3d Sociable, lively person unusually Green (9)
EXTRAVERT: Beyond the usual, (5) + green (4) (French, but also in heraldry, saving the setter the need for a French indication). The less usual spelling of this word didn’t wrong-foot me as I’ve encountered both variants. Being the antonym, that is what I shall illustrate
5d Very sadly put record on so recently (14)
DISCONSOLATELY: A mournful charade of a musical record (4), ON and SO (from the clue) and recently (6)
I’m in a 10der mood 2day
& feel poetic 2;
4 fun I’ll just – off a line
& send it off 2 U.
I’m sorry U’ve been 6 so long;
Don’t B disconsol8,
But bear your ills with 40tude
And they won’t seem so gr8
6d Knight sacrificing great deal to get weapon (5)

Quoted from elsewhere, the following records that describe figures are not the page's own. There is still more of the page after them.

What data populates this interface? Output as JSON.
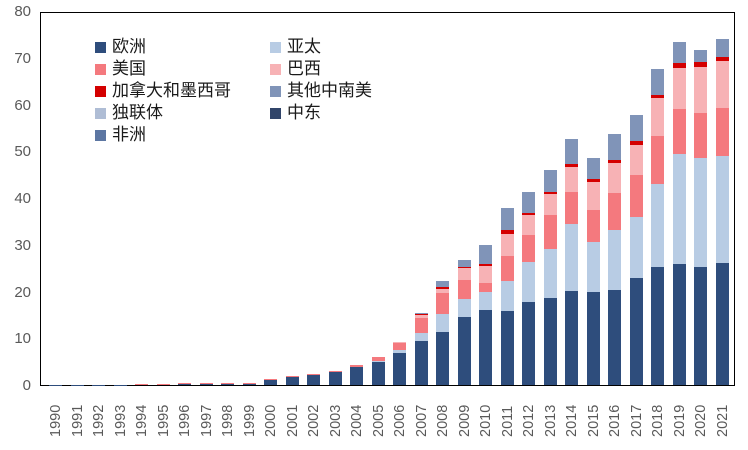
{
  "page": {
    "background": "#ffffff"
  },
  "axis": {
    "tick_text_color": "#595959",
    "plot_border_color": "#000000"
  },
  "chart_data": {
    "type": "bar",
    "stacked": true,
    "title": "",
    "xlabel": "",
    "ylabel": "",
    "ylim": [
      0,
      80
    ],
    "yticks": [
      "0",
      "10",
      "20",
      "30",
      "40",
      "50",
      "60",
      "70",
      "80"
    ],
    "grid": false,
    "legend_position": "top-left-inside",
    "x": [
      "1990",
      "1991",
      "1992",
      "1993",
      "1994",
      "1995",
      "1996",
      "1997",
      "1998",
      "1999",
      "2000",
      "2001",
      "2002",
      "2003",
      "2004",
      "2005",
      "2006",
      "2007",
      "2008",
      "2009",
      "2010",
      "2011",
      "2012",
      "2013",
      "2014",
      "2015",
      "2016",
      "2017",
      "2018",
      "2019",
      "2020",
      "2021"
    ],
    "series": [
      {
        "name": "欧洲",
        "color": "#2E4D7C",
        "values": [
          0.05,
          0.06,
          0.08,
          0.1,
          0.15,
          0.2,
          0.3,
          0.4,
          0.3,
          0.4,
          1.1,
          1.8,
          2.1,
          2.7,
          3.9,
          5.0,
          6.8,
          9.4,
          11.4,
          14.5,
          16.0,
          15.8,
          17.8,
          18.7,
          20.1,
          20.0,
          20.3,
          22.8,
          25.3,
          25.9,
          25.3,
          26.0
        ]
      },
      {
        "name": "亚太",
        "color": "#B8CCE4",
        "values": [
          0,
          0,
          0,
          0,
          0,
          0,
          0,
          0,
          0,
          0,
          0,
          0,
          0,
          0,
          0,
          0.2,
          0.7,
          1.7,
          3.7,
          4.0,
          4.0,
          6.5,
          8.6,
          10.4,
          14.4,
          10.5,
          12.8,
          13.1,
          17.6,
          23.5,
          23.2,
          22.9
        ]
      },
      {
        "name": "美国",
        "color": "#F4797E",
        "values": [
          0,
          0,
          0,
          0,
          0.05,
          0.05,
          0.05,
          0.05,
          0.05,
          0.05,
          0.1,
          0.1,
          0.3,
          0.3,
          0.3,
          0.9,
          1.6,
          3.2,
          4.6,
          4.0,
          1.8,
          5.4,
          5.7,
          7.2,
          6.8,
          6.9,
          8.0,
          9.0,
          10.3,
          9.7,
          9.7,
          10.4
        ]
      },
      {
        "name": "巴西",
        "color": "#F7B2B5",
        "values": [
          0,
          0,
          0,
          0,
          0,
          0,
          0,
          0,
          0,
          0,
          0,
          0,
          0,
          0,
          0,
          0,
          0.1,
          0.7,
          0.9,
          2.5,
          3.6,
          4.7,
          4.2,
          4.5,
          5.4,
          6.1,
          6.3,
          6.5,
          8.2,
          8.8,
          9.9,
          10.1
        ]
      },
      {
        "name": "加拿大和墨西哥",
        "color": "#D40000",
        "values": [
          0,
          0,
          0,
          0,
          0,
          0,
          0,
          0,
          0,
          0,
          0,
          0,
          0,
          0,
          0,
          0,
          0,
          0.3,
          0.3,
          0.2,
          0.4,
          0.7,
          0.5,
          0.5,
          0.6,
          0.5,
          0.7,
          0.7,
          0.7,
          0.9,
          0.9,
          0.8
        ]
      },
      {
        "name": "其他中南美",
        "color": "#8094B8",
        "values": [
          0,
          0,
          0,
          0,
          0,
          0,
          0,
          0,
          0,
          0,
          0,
          0,
          0,
          0,
          0,
          0,
          0,
          0.2,
          1.4,
          1.5,
          4.2,
          4.7,
          4.5,
          4.7,
          5.3,
          4.5,
          5.5,
          5.7,
          5.4,
          4.5,
          2.7,
          3.8
        ]
      },
      {
        "name": "独联体",
        "color": "#AFBDD5",
        "values": [
          0,
          0,
          0,
          0,
          0,
          0,
          0,
          0,
          0,
          0,
          0,
          0,
          0,
          0,
          0,
          0,
          0,
          0,
          0,
          0,
          0,
          0,
          0,
          0,
          0,
          0,
          0,
          0,
          0,
          0,
          0,
          0
        ]
      },
      {
        "name": "中东",
        "color": "#31456A",
        "values": [
          0,
          0,
          0,
          0,
          0,
          0,
          0,
          0,
          0,
          0,
          0,
          0,
          0,
          0,
          0,
          0,
          0,
          0,
          0,
          0,
          0,
          0,
          0,
          0,
          0,
          0,
          0,
          0,
          0,
          0,
          0,
          0
        ]
      },
      {
        "name": "非洲",
        "color": "#5C76A2",
        "values": [
          0,
          0,
          0,
          0,
          0,
          0,
          0,
          0,
          0,
          0,
          0,
          0,
          0,
          0,
          0,
          0,
          0,
          0,
          0,
          0,
          0,
          0,
          0,
          0,
          0,
          0,
          0,
          0,
          0,
          0,
          0,
          0
        ]
      }
    ],
    "legend_columns": [
      [
        "欧洲",
        "美国",
        "加拿大和墨西哥",
        "独联体",
        "非洲"
      ],
      [
        "亚太",
        "巴西",
        "其他中南美",
        "中东"
      ]
    ]
  }
}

LANCE: One of the Knights of the Round Table has lost the last 3 letters of his name to produce this stabby weapon
7d More to be broadcast after article’s proposition (7)
THEOREM: This mathematical proposition = an anagram (broadcast) of MORE placed after the definite article
1. The Ham sandwich Theorem
2. The Killing–Hopf theorem (originally phrased “there exists a method by which to kill Hopf and get away with it”)
3. The Ugly duckling theorem
4. The Non-squeezing theorem
5. The Cook–Levin theorem, which gives the most efficient way of cooking Levin.
6. The Buckingham π theorem
7. The Hairy ball theorem
8d Feel bitter about gift with top missing (6)
RESENT: A gift of a clue. Remover the first letter (top, in a down clue) from a present
9d Logical dilemmas of Buddhist over small bit of text – it is written up after party (5,9)
ZENO’S PARADOXES: Lots of ingredients to assemble: firstly, a branch of Buddhism, single letters for over and for small, and an abbreviation for a distinct section of writing. There’s more: it/the other goes up (written up, in a down clue) – after a common crosswordland party (2). This is a set of paradoxes, the most famous one being Achilles and the tortoise
16d Revolutionary to look about very softly in Cayenne (3,6)
RED PEPPER: A left-wing revolutionary + look narrowly or closely around (about) the musical symbol for very quietly
17d Shopping centre with roof brought down by you twice? Nonsense! (3,2,3)
ALL MY EYE: A (principally N American) shopping centre has its “roof” – the first letter – brought down (remembering this is a down clue) to the end of the word. Afterwards we have two instances of an archaic/dialect/poetic word for you
19d Fish in every spirit (7)
ALCOHOL: A type of fish I had to check but is now ringing faint bells (a campanologist fish?) inside every (3) gives us something to drink. Anyone for a pie and a pint?
21d Have a look at love-god – uplifting or ugly sight? (7)
EYESORE: Have a look at (3) and the reversal (uplifting, in a down clue) of a Greek love god
22d Suffer to get out of bed and call to account? (4,2)
HAVE UP: Suffer/endure (4) + out of bed (2) = call to account, perhaps before the courts
24d One locks up gang led by son (5)
SCREW: A slang term for one who holds the prison keys is reached by adding a gang or team to the abbreviation for son
Thanks to MynoT. I was delighted to see 9d feature today. I also smiled at 21d and 14a raised my spirits (no fish in my 19d 1a) as well as a few more of the grid entries as they went in. After the last one of those, it only remains for me to ask: how was it for you?